One of the first things you can expect when you talk to a urologist or pelvic floor physical therapist about urinary incontinence is to be asked to fill out a bladder diary for a few days or a week. When you have accidents, what and how much you drink, whether it is a sudden urge, a constant leak, a sudden outpouring in conjunction with physical exertion are all indicators of what type of incontinence you’re suffering with, there are several forms (see the chart below.) You can also expect to have a physical exam.Through a physical exam, the doctor can assess whether you have a physical blockage or growth, if you have vaginal or bladder prolapse and the general state of your pelvic floor structure. Don’t let the physical exam deter you from seeking medical help. Getting over our embarrassment and being evaluated and receiving help is much more rewarding that standing in a line at the supermarket hiding the liners, pads and diapers beneath your groceries for the rest of your life.

The Types of Urinary Incontinence

Stress   Leakage of small amounts of urine during physical movement (coughing, sneezing, exercising).
Urge   Leakage of large amounts of urine at unexpected times, including during sleep.
Overactive Bladder   Urinary frequency and urgency, with or without urge incontinence.
Functional   Untimely urination because of physical disability, external obstacles, or problems in thinking or communicating that prevent a person from reaching a toilet.
Overflow   Unexpected leakage of small amounts of urine because of a full bladder.
Mixed   Usually the occurrence of stress and urge incontinence together.
Transient   Leakage that occurs temporarily because of a situation that will pass (infection, taking a new medication, colds with coughing).

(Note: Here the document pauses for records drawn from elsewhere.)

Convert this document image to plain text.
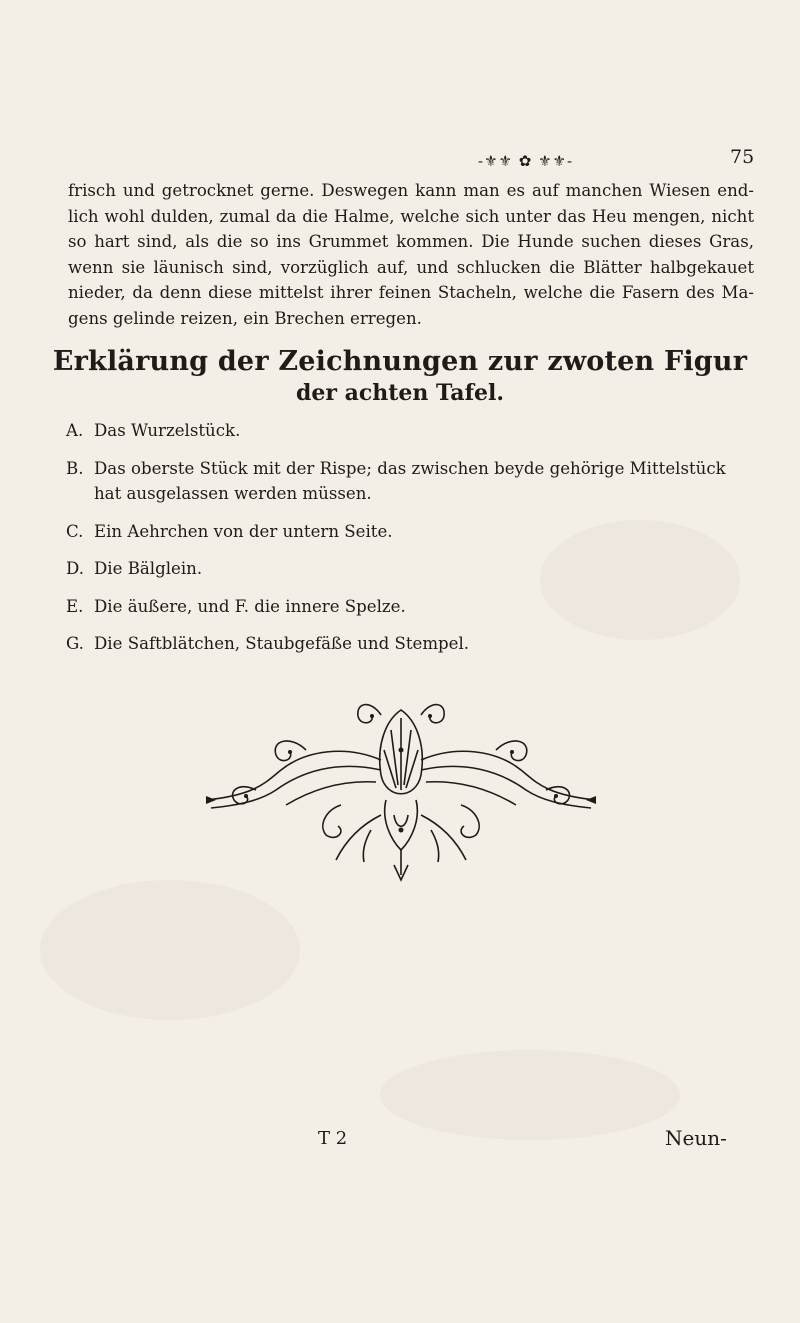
-⚜⚜ ✿ ⚜⚜-	75
frisch und getrocknet gerne. Deswegen kann man es auf manchen Wiesen end-
lich wohl dulden, zumal da die Halme, welche sich unter das Heu mengen, nicht
so hart sind, als die so ins Grummet kommen. Die Hunde suchen dieses Gras,
wenn sie läunisch sind, vorzüglich auf, und schlucken die Blätter halbgekauet
nieder, da denn diese mittelst ihrer feinen Stacheln, welche die Fasern des Ma-
gens gelinde reizen, ein Brechen erregen.
Erklärung der Zeichnungen zur zwoten Figur
der achten Tafel.
A. Das Wurzelstück.
B. Das oberste Stück mit der Rispe; das zwischen beyde gehörige Mittelstück hat ausgelassen werden müssen.
C. Ein Aehrchen von der untern Seite.
D. Die Bälglein.
E. Die äußere, und F. die innere Spelze.
G. Die Saftblätchen, Staubgefäße und Stempel.
T 2	Neun-
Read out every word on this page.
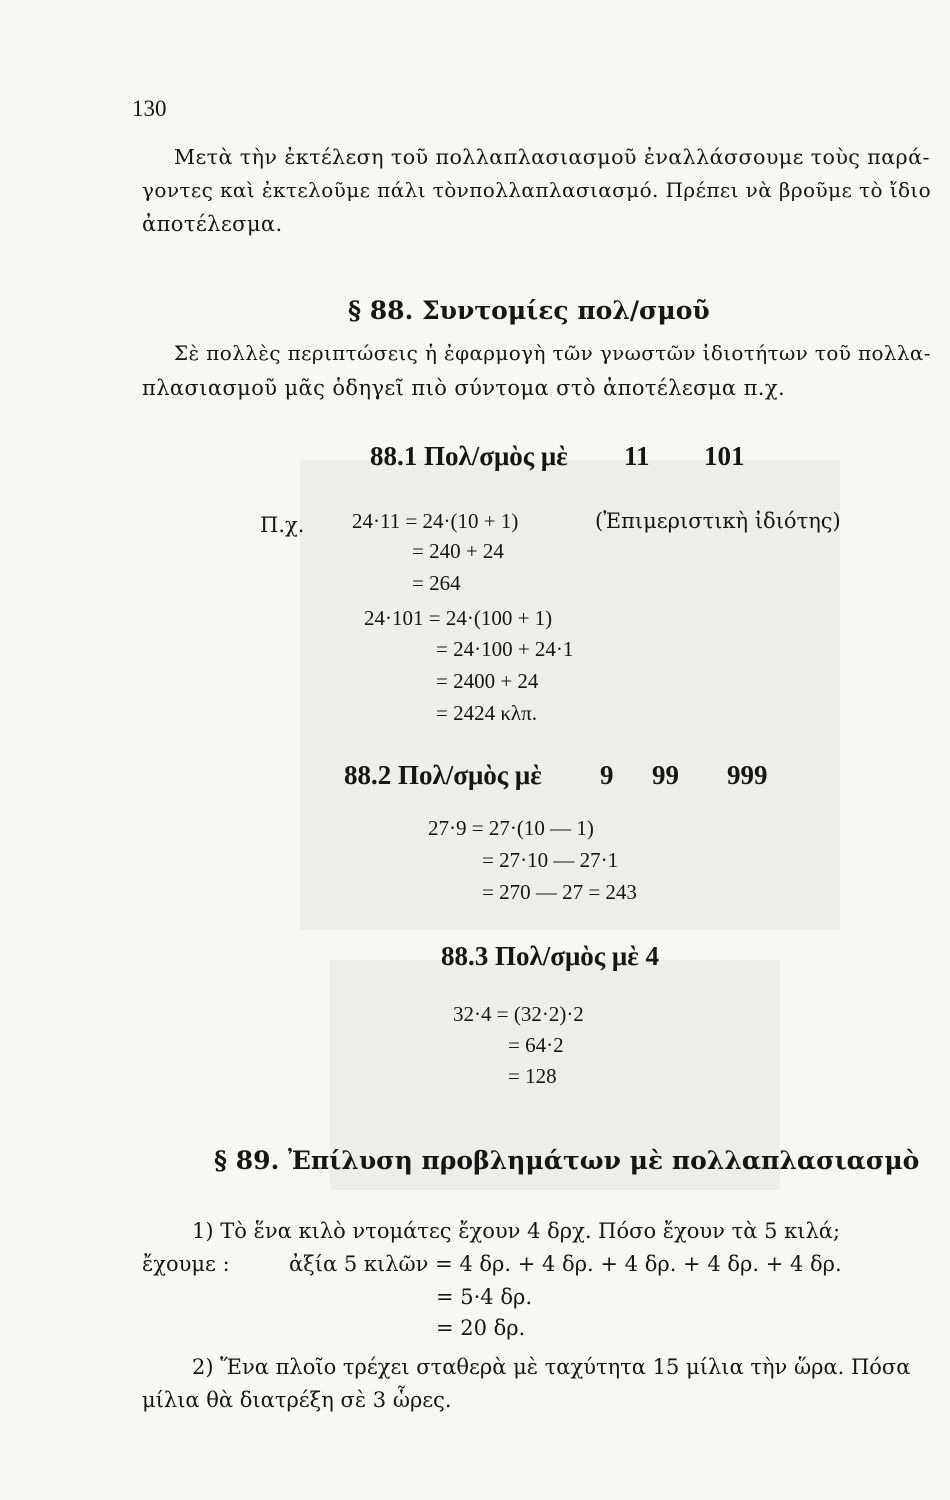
130
Μετὰ τὴν ἐκτέλεση τοῦ πολλαπλασιασμοῦ ἐναλλάσσουμε τοὺς παρά-
γοντες καὶ ἐκτελοῦμε πάλι τὸνπολλαπλασιασμό. Πρέπει νὰ βροῦμε τὸ ἴδιο
ἀποτέλεσμα.
§ 88. Συντομίες πολ/σμοῦ
Σὲ πολλὲς περιπτώσεις ἡ ἐφαρμογὴ τῶν γνωστῶν ἰδιοτήτων τοῦ πολλα-
πλασιασμοῦ μᾶς ὁδηγεῖ πιὸ σύντομα στὸ ἀποτέλεσμα π.χ.
88.1 Πολ/σμὸς μὲ 11 101
Π.χ. 24·11 = 24·(10 + 1)	(Ἐπιμεριστικὴ ἰδιότης)
= 240 + 24
= 264
24·101 = 24·(100 + 1)
= 24·100 + 24·1
= 2400 + 24
= 2424 κλπ.
88.2 Πολ/σμὸς μὲ 9 99 999
27·9 = 27·(10 — 1)
= 27·10 — 27·1
= 270 — 27 = 243
88.3 Πολ/σμὸς μὲ 4
32·4 = (32·2)·2
= 64·2
= 128
§ 89. Ἐπίλυση προβλημάτων μὲ πολλαπλασιασμὸ
1) Τὸ ἕνα κιλὸ ντομάτες ἔχουν 4 δρχ. Πόσο ἔχουν τὰ 5 κιλά;
ἔχουμε :	ἀξία 5 κιλῶν = 4 δρ. + 4 δρ. + 4 δρ. + 4 δρ. + 4 δρ.
= 5·4 δρ.
= 20 δρ.
2) Ἕνα πλοῖο τρέχει σταθερὰ μὲ ταχύτητα 15 μίλια τὴν ὥρα. Πόσα
μίλια θὰ διατρέξη σὲ 3 ὧρες.
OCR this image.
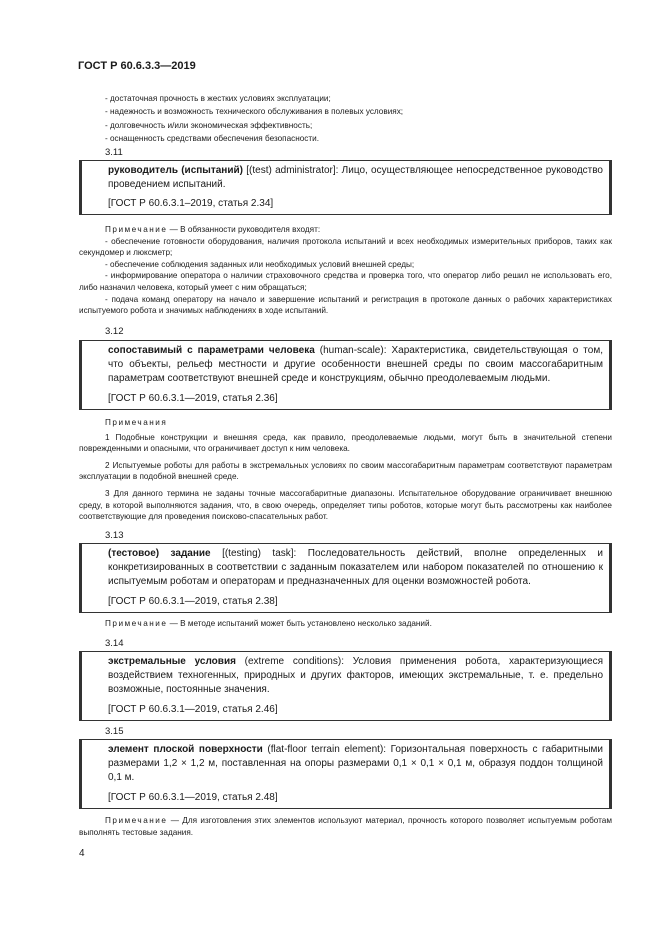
ГОСТ Р 60.6.3.3—2019
- достаточная прочность в жестких условиях эксплуатации;
- надежность и возможность технического обслуживания в полевых условиях;
- долговечность и/или экономическая эффективность;
- оснащенность средствами обеспечения безопасности.
3.11

руководитель (испытаний) [(test) administrator]: Лицо, осуществляющее непосредственное руководство проведением испытаний.

[ГОСТ Р 60.6.3.1–2019, статья 2.34]

Примечание — В обязанности руководителя входят:

- обеспечение готовности оборудования, наличия протокола испытаний и всех необходимых измерительных приборов, таких как секундомер и люксметр;

- обеспечение соблюдения заданных или необходимых условий внешней среды;

- информирование оператора о наличии страховочного средства и проверка того, что оператор либо решил не использовать его, либо назначил человека, который умеет с ним обращаться;

- подача команд оператору на начало и завершение испытаний и регистрация в протоколе данных о рабочих характеристиках испытуемого робота и значимых наблюдениях в ходе испытаний.

3.12

сопоставимый с параметрами человека (human-scale): Характеристика, свидетельствующая о том, что объекты, рельеф местности и другие особенности внешней среды по своим массогабаритным параметрам соответствуют внешней среде и конструкциям, обычно преодолеваемым людьми.

[ГОСТ Р 60.6.3.1—2019, статья 2.36]

Примечания

1 Подобные конструкции и внешняя среда, как правило, преодолеваемые людьми, могут быть в значительной степени поврежденными и опасными, что ограничивает доступ к ним человека.

2 Испытуемые роботы для работы в экстремальных условиях по своим массогабаритным параметрам соответствуют параметрам эксплуатации в подобной внешней среде.

3 Для данного термина не заданы точные массогабаритные диапазоны. Испытательное оборудование ограничивает внешнюю среду, в которой выполняются задания, что, в свою очередь, определяет типы роботов, которые могут быть рассмотрены как наиболее соответствующие для проведения поисково-спасательных работ.

3.13

(тестовое) задание [(testing) task]: Последовательность действий, вполне определенных и конкретизированных в соответствии с заданным показателем или набором показателей по отношению к испытуемым роботам и операторам и предназначенных для оценки возможностей робота.

[ГОСТ Р 60.6.3.1—2019, статья 2.38]

Примечание — В методе испытаний может быть установлено несколько заданий.

3.14

экстремальные условия (extreme conditions): Условия применения робота, характеризующиеся воздействием техногенных, природных и других факторов, имеющих экстремальные, т. е. предельно возможные, постоянные значения.

[ГОСТ Р 60.6.3.1—2019, статья 2.46]
3.15

элемент плоской поверхности (flat-floor terrain element): Горизонтальная поверхность с габаритными размерами 1,2 × 1,2 м, поставленная на опоры размерами 0,1 × 0,1 × 0,1 м, образуя поддон толщиной 0,1 м.

[ГОСТ Р 60.6.3.1—2019, статья 2.48]

Примечание — Для изготовления этих элементов используют материал, прочность которого позволяет испытуемым роботам выполнять тестовые задания.

4
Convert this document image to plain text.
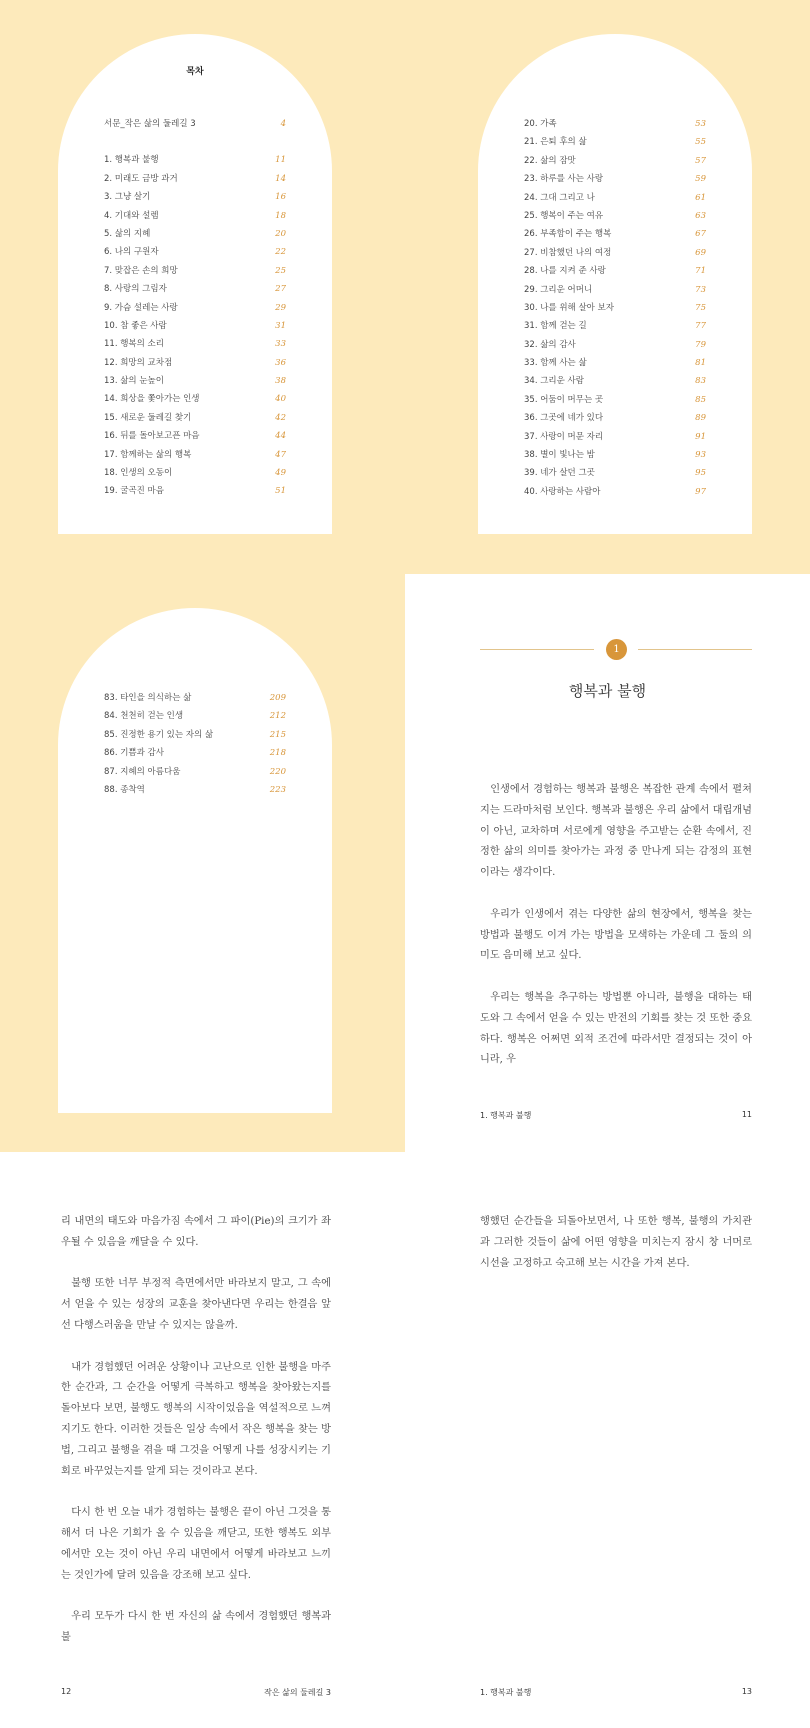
목차
서문_작은 삶의 둘레길 3	4
1. 행복과 불행	11
2. 미래도 금방 과거	14
3. 그냥 살기	16
4. 기대와 설렘	18
5. 삶의 지혜	20
6. 나의 구원자	22
7. 맞잡은 손의 희망	25
8. 사랑의 그림자	27
9. 가슴 설레는 사랑	29
10. 참 좋은 사람	31
11. 행복의 소리	33
12. 희망의 교차점	36
13. 삶의 눈높이	38
14. 희상을 쫓아가는 인생	40
15. 새로운 둘레길 찾기	42
16. 뒤를 돌아보고픈 마음	44
17. 함께하는 삶의 행복	47
18. 인생의 오동이	49
19. 굴곡진 마음	51
20. 가족	53
21. 은퇴 후의 삶	55
22. 삶의 잠맛	57
23. 하루를 사는 사랑	59
24. 그대 그리고 나	61
25. 행복이 주는 여유	63
26. 부족함이 주는 행복	67
27. 비참했던 나의 여정	69
28. 나를 지켜 준 사랑	71
29. 그리운 어머니	73
30. 나를 위해 살아 보자	75
31. 함께 걷는 길	77
32. 삶의 감사	79
33. 함께 사는 삶	81
34. 그리운 사람	83
35. 어둠이 머무는 곳	85
36. 그곳에 네가 있다	89
37. 사랑이 머문 자리	91
38. 별이 빛나는 밤	93
39. 네가 살던 그곳	95
40. 사랑하는 사람아	97
83. 타인을 의식하는 삶	209
84. 천천히 걷는 인생	212
85. 진정한 용기 있는 자의 삶	215
86. 기쁨과 감사	218
87. 지혜의 아름다움	220
88. 종착역	223
1
행복과 불행

인생에서 경험하는 행복과 불행은 복잡한 관계 속에서 펼쳐지는 드라마처럼 보인다. 행복과 불행은 우리 삶에서 대립개념이 아닌, 교차하며 서로에게 영향을 주고받는 순환 속에서, 진정한 삶의 의미를 찾아가는 과정 중 만나게 되는 감정의 표현이라는 생각이다.

우리가 인생에서 겪는 다양한 삶의 현장에서, 행복을 찾는 방법과 불행도 이겨 가는 방법을 모색하는 가운데 그 둘의 의미도 음미해 보고 싶다.

우리는 행복을 추구하는 방법뿐 아니라, 불행을 대하는 태도와 그 속에서 얻을 수 있는 반전의 기회를 찾는 것 또한 중요하다. 행복은 어쩌면 외적 조건에 따라서만 결정되는 것이 아니라, 우

1. 행복과 불행	11

리 내면의 태도와 마음가짐 속에서 그 파이(Pie)의 크기가 좌우될 수 있음을 깨달을 수 있다.

불행 또한 너무 부정적 측면에서만 바라보지 말고, 그 속에서 얻을 수 있는 성장의 교훈을 찾아낸다면 우리는 한결음 앞선 다행스러움을 만날 수 있지는 않을까.

내가 경험했던 어려운 상황이나 고난으로 인한 불행을 마주한 순간과, 그 순간을 어떻게 극복하고 행복을 찾아왔는지를 돌아보다 보면, 불행도 행복의 시작이었음을 역설적으로 느껴지기도 한다. 이러한 것들은 일상 속에서 작은 행복을 찾는 방법, 그리고 불행을 겪을 때 그것을 어떻게 나를 성장시키는 기회로 바꾸었는지를 알게 되는 것이라고 본다.

다시 한 번 오늘 내가 경험하는 불행은 끝이 아닌 그것을 통해서 더 나은 기회가 올 수 있음을 깨닫고, 또한 행복도 외부에서만 오는 것이 아닌 우리 내면에서 어떻게 바라보고 느끼는 것인가에 달려 있음을 강조해 보고 싶다.

우리 모두가 다시 한 번 자신의 삶 속에서 경험했던 행복과 불

12	작은 삶의 둘레길 3

행했던 순간들을 되돌아보면서, 나 또한 행복, 불행의 가치관과 그러한 것들이 삶에 어떤 영향을 미치는지 잠시 창 너머로 시선을 고정하고 숙고해 보는 시간을 가져 본다.

1. 행복과 불행	13
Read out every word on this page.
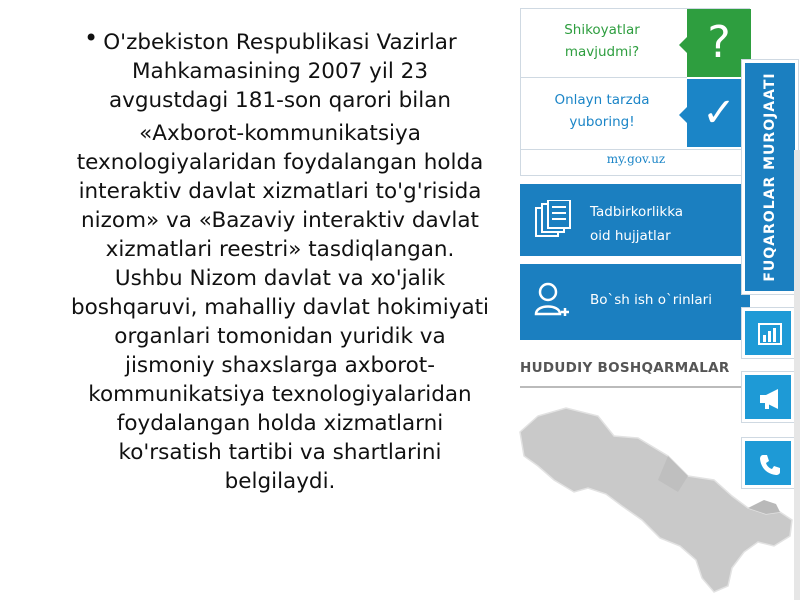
• O'zbekiston Respublikasi Vazirlar Mahkamasining 2007 yil 23 avgustdagi 181-son qarori bilan

«Axborot-kommunikatsiya texnologiyalaridan foydalangan holda interaktiv davlat xizmatlari to'g'risida nizom» va «Bazaviy interaktiv davlat xizmatlari reestri» tasdiqlangan. Ushbu Nizom davlat va xo'jalik boshqaruvi, mahalliy davlat hokimiyati organlari tomonidan yuridik va jismoniy shaxslarga axborot-kommunikatsiya texnologiyalaridan foydalangan holda xizmatlarni ko'rsatish tartibi va shartlarini belgilaydi.

Shikoyatlar
mavjudmi?	?
Onlayn tarzda
yuboring!	✓
my.gov.uz
Tadbirkorlikka
oid hujjatlar
Bo`sh ish o`rinlari
HUDUDIY BOSHQARMALAR
FUQAROLAR MUROJAATI
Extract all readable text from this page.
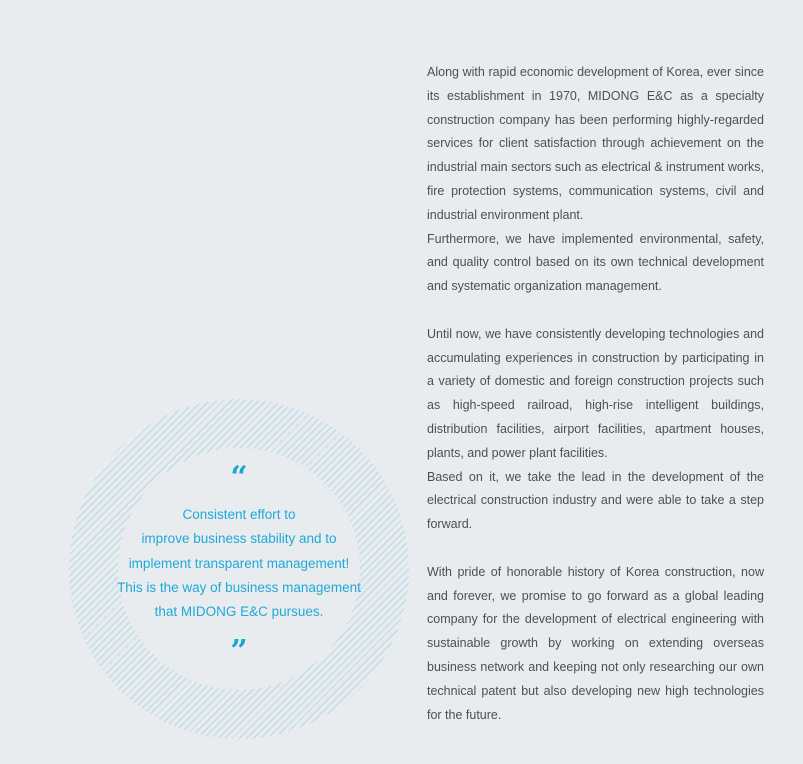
“
Consistent effort to
improve business stability and to
implement transparent management!
This is the way of business management
that MIDONG E&C pursues.
”

Along with rapid economic development of Korea, ever since its establishment in 1970, MIDONG E&C as a specialty construction company has been performing highly-regarded services for client satisfaction through achievement on the industrial main sectors such as electrical & instrument works, fire protection systems, communication systems, civil and industrial environment plant.

Furthermore, we have implemented environmental, safety, and quality control based on its own technical development and systematic organization management.

Until now, we have consistently developing technologies and accumulating experiences in construction by participating in a variety of domestic and foreign construction projects such as high-speed railroad, high-rise intelligent buildings, distribution facilities, airport facilities, apartment houses, plants, and power plant facilities.

Based on it, we take the lead in the development of the electrical construction industry and were able to take a step forward.

With pride of honorable history of Korea construction, now and forever, we promise to go forward as a global leading company for the development of electrical engineering with sustainable growth by working on extending overseas business network and keeping not only researching our own technical patent but also developing new high technologies for the future.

From the National Kidney and Urological Diseases Information Clearing House. Downloaded on July 3, 2012

Getting a diagnosis
Like many women, my incontinence was classified as “Mixed Incontinence” – A mixture of stress and urge incontinence. Jumping jacks should be called “pee jacks” and my chronic winter cough does not help and a rollicking good laugh…well I almost peed my pants, but occasionally it happened when it wasn’t associated with some physical exertion. Now I had a diagnosis we had to investigate the triggers and that would lead, hopefully, to a solution.

Next time: Chocolate, periods, heels and a wee accident. What’s the connection?

Information on this blog does not constitute medical advice. Please seek the help of a medical professional if you experience issues with urinary incontinence.


  1. anniepat says:

    This provides some really useful insights into a subject which is not thought appropriate to discuss. I am female and 66 and prior to Dec. 1st 2011, I was like all my friends (younger and older), rushing off to finding toilets whenever we went out – end of any journey however short, half time at a concert/film, prior to getting on a plane, go on a bus etc. Often we would joke – let’s go when we can. My life did change with surgery for a prolapse. Prior to that, I had managed to build up 25 minutes running – or power walking – on a tread mile. But the surgery did help BUT it has left back ache. But somehow, back ache is more acceptable than being frightened of having a wee – or even more (as a friend (aged 69) has just said to me is her problem

    The surgery is of course a two way process – plus and minus.

    So thanks Rachel, once again, for raising a difficult issue.